Gastro-entérologue à Saguenay, adoré de tous, le Dr Michael Proulx allait avoir 31 ans le 30 mars. Il n’aura toutefois pas eu le temps de souffler ses bougies, emporté par un cancer du poumon fulgurant, dont il avait appris l’existence le 17 février. Il n’aura pas eu non plus le temps de connaître son plus jeune enfant, puisque Mme Fillion est enceinte de 15 semaines.

« J’ai eu mon échographie hier, et nous aurons un beau bébé en bonne santé, qui a tous ses morceaux », dit la jeune maman d’un garçon de bientôt deux ans. 

Pleine santé 

Michael Proulx était un sportif en pleine santé, qui n’avait jamais fumé. Le 26 octobre dernier, en rentrant du travail, il a ressenti des symptômes pouvant s’apparenter à la COVID. Il a passé trois tests négatifs, puis s’est rendu à l’hôpital où il a reçu un diagnostic de pneumonie double. 

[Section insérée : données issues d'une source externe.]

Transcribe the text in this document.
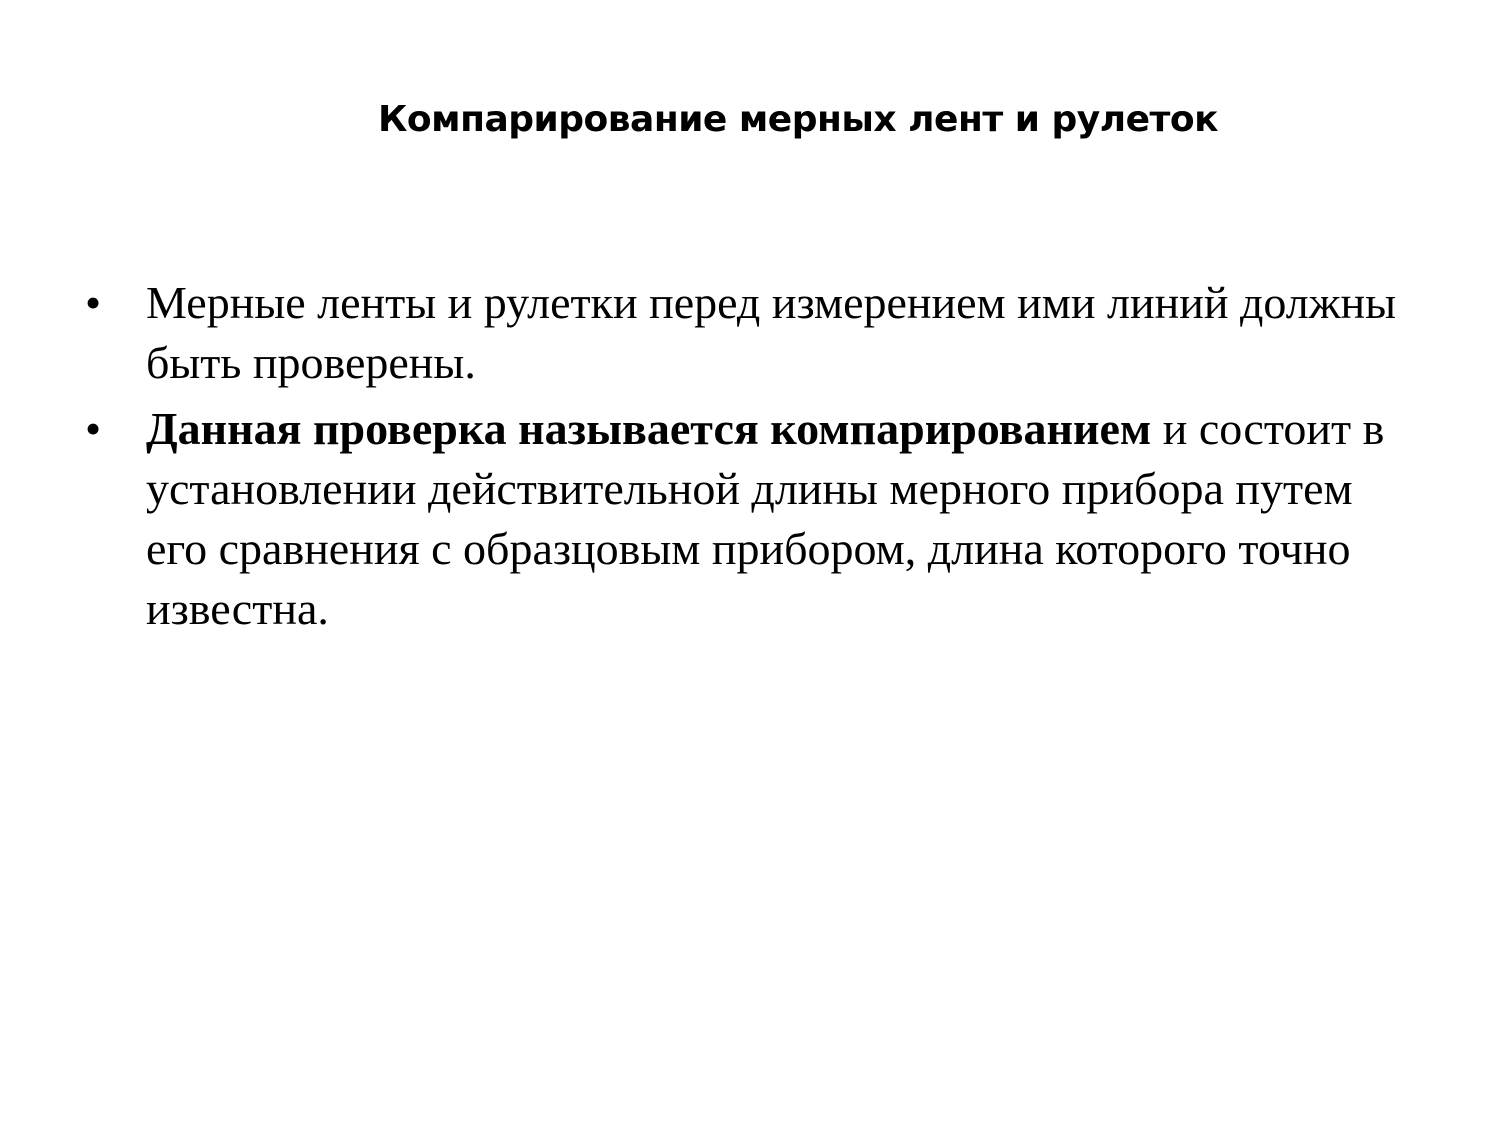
Компарирование мерных лент и рулеток
• Мерные ленты и рулетки перед измерением ими линий должны быть проверены.
• Данная проверка называется компарированием и состоит в установлении действительной длины мерного прибора путем его сравнения с образцовым прибором, длина которого точно известна.
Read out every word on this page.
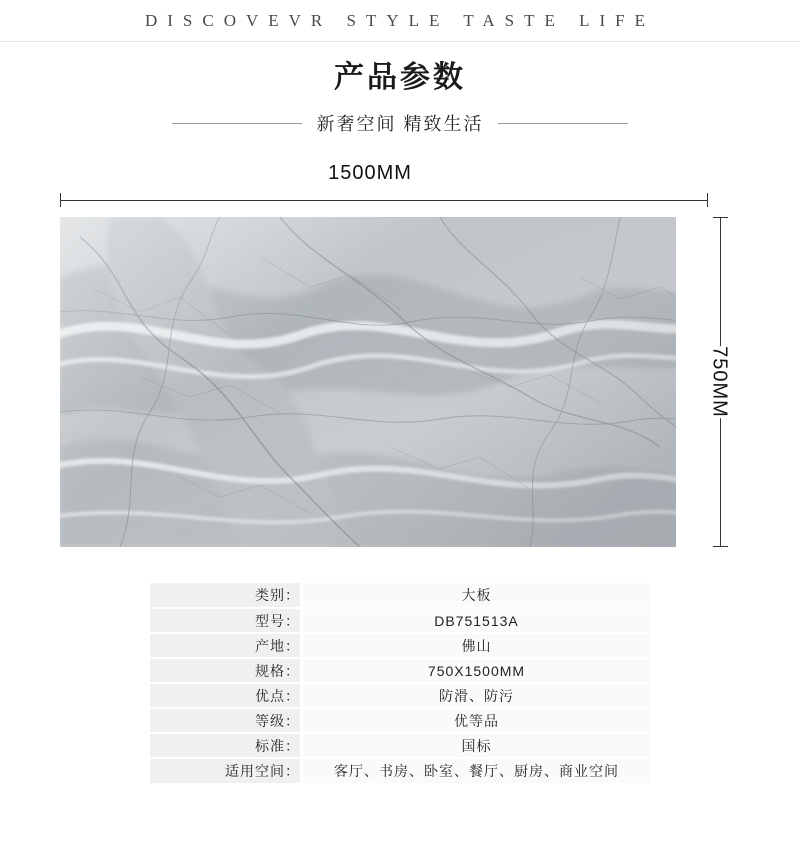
DISCOVEVR STYLE TASTE LIFE
产品参数
新奢空间 精致生活
1500MM
750MM
类别：	大板
型号：	DB751513A
产地：	佛山
规格：	750X1500MM
优点：	防滑、防污
等级：	优等品
标准：	国标
适用空间：	客厅、书房、卧室、餐厅、厨房、商业空间
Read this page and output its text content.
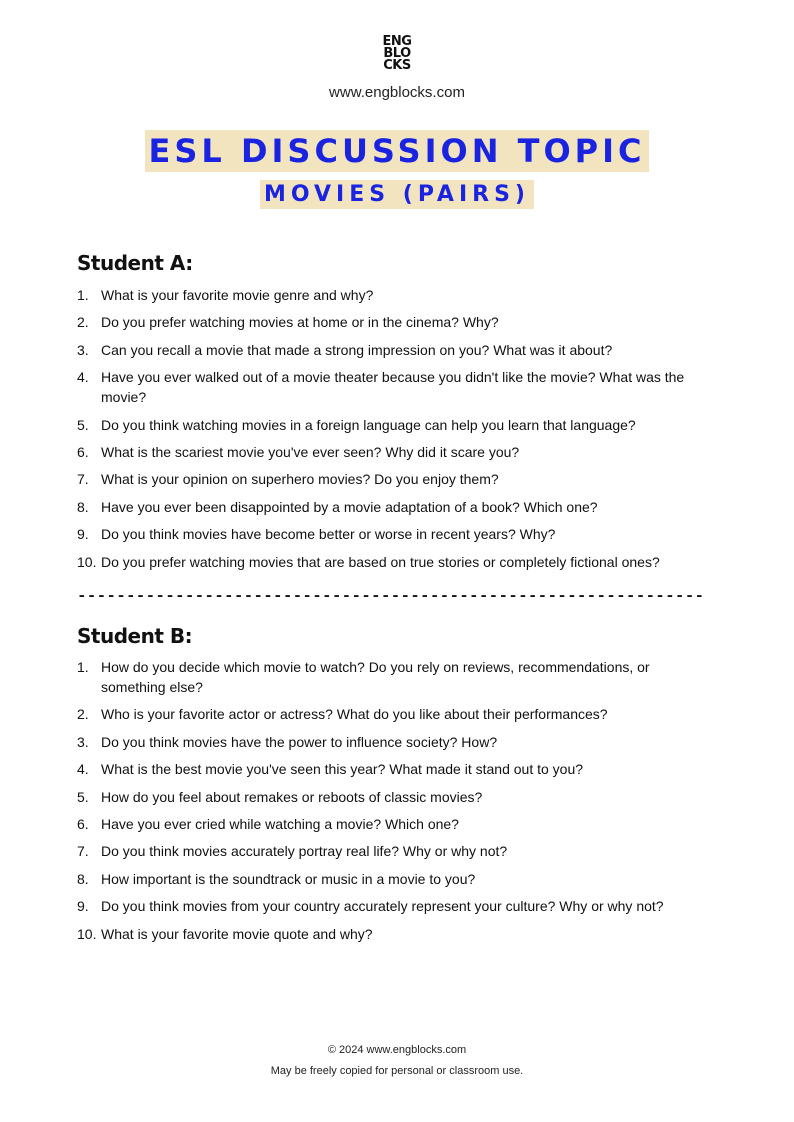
ENG
BLO
CKS
www.engblocks.com
ESL DISCUSSION TOPIC
MOVIES (PAIRS)
Student A:
1. What is your favorite movie genre and why?
2. Do you prefer watching movies at home or in the cinema? Why?
3. Can you recall a movie that made a strong impression on you? What was it about?
4. Have you ever walked out of a movie theater because you didn't like the movie? What was the movie?
5. Do you think watching movies in a foreign language can help you learn that language?
6. What is the scariest movie you've ever seen? Why did it scare you?
7. What is your opinion on superhero movies? Do you enjoy them?
8. Have you ever been disappointed by a movie adaptation of a book? Which one?
9. Do you think movies have become better or worse in recent years? Why?
10. Do you prefer watching movies that are based on true stories or completely fictional ones?
----------------------------------------------------------------
Student B:
1. How do you decide which movie to watch? Do you rely on reviews, recommendations, or something else?
2. Who is your favorite actor or actress? What do you like about their performances?
3. Do you think movies have the power to influence society? How?
4. What is the best movie you've seen this year? What made it stand out to you?
5. How do you feel about remakes or reboots of classic movies?
6. Have you ever cried while watching a movie? Which one?
7. Do you think movies accurately portray real life? Why or why not?
8. How important is the soundtrack or music in a movie to you?
9. Do you think movies from your country accurately represent your culture? Why or why not?
10. What is your favorite movie quote and why?
© 2024 www.engblocks.com
May be freely copied for personal or classroom use.
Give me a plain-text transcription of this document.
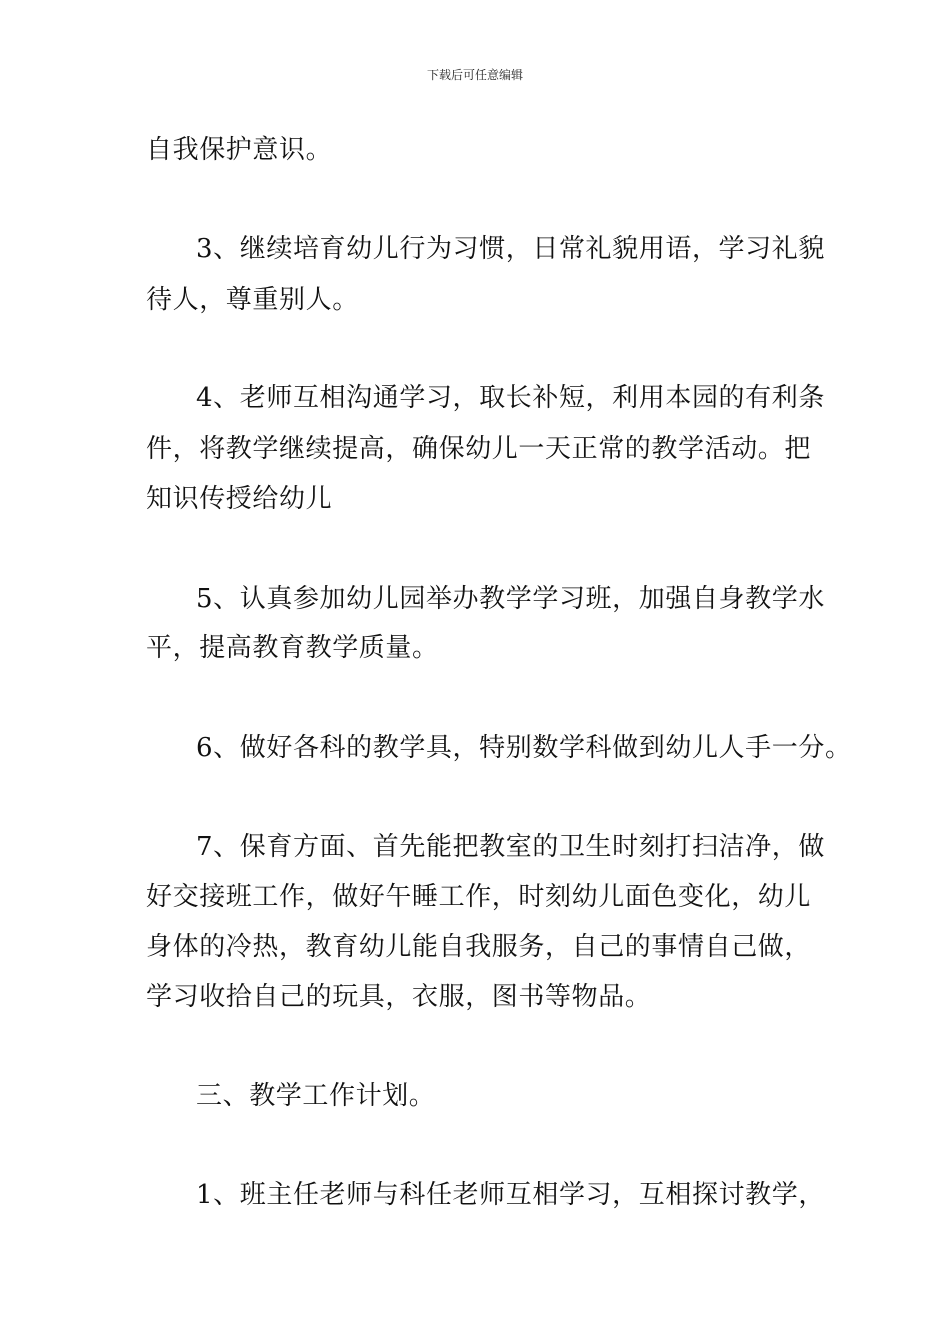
下载后可任意编辑
自我保护意识。
3、继续培育幼儿行为习惯，日常礼貌用语，学习礼貌
待人，尊重别人。
4、老师互相沟通学习，取长补短，利用本园的有利条
件，将教学继续提高，确保幼儿一天正常的教学活动。把
知识传授给幼儿
5、认真参加幼儿园举办教学学习班，加强自身教学水
平，提高教育教学质量。
6、做好各科的教学具，特别数学科做到幼儿人手一分。
7、保育方面、首先能把教室的卫生时刻打扫洁净，做
好交接班工作，做好午睡工作，时刻幼儿面色变化，幼儿
身体的冷热，教育幼儿能自我服务，自己的事情自己做，
学习收拾自己的玩具，衣服，图书等物品。
三、教学工作计划。
1、班主任老师与科任老师互相学习，互相探讨教学，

Malgré des traitements antibiotiques, l’état de M. Proulx a persisté. Malgré tout, il est retourné au travail, dans le but d’éviter une rupture des services d’hospitalisation dans son département, tenu par une toute petite équipe. 

Cette fois, il a attrapé réellement la COVID, après quoi les ennuis de santé ont persisté. On lui a diagnostiqué une pneumonie attribuable au virus et prescrit un traitement de corticostéroïdes. Il s’est senti mieux, a passé les fêtes et repris espoir.

Les symptômes sont toutefois revenus. Un scan pulmonaire a révélé des anomalies. 

Tests bloqués

Personne ne pouvait soupçonner, étant donné le profil de Michael Proulx, qu’un cancer du poumon fulgurant, et d’origine génétique, le détruisait à petit feu. C’est pourtant le terrible diagnostic qui tombe, après une biopsie. 

Le cancer est au stade quatre très avancé, et on pense à lui administrer de la chimiothérapie d’urgence. On pense aussi à de la thérapie ciblée, qui par l’analyse de l’ADN permet de s’attaquer au cancer à la source. 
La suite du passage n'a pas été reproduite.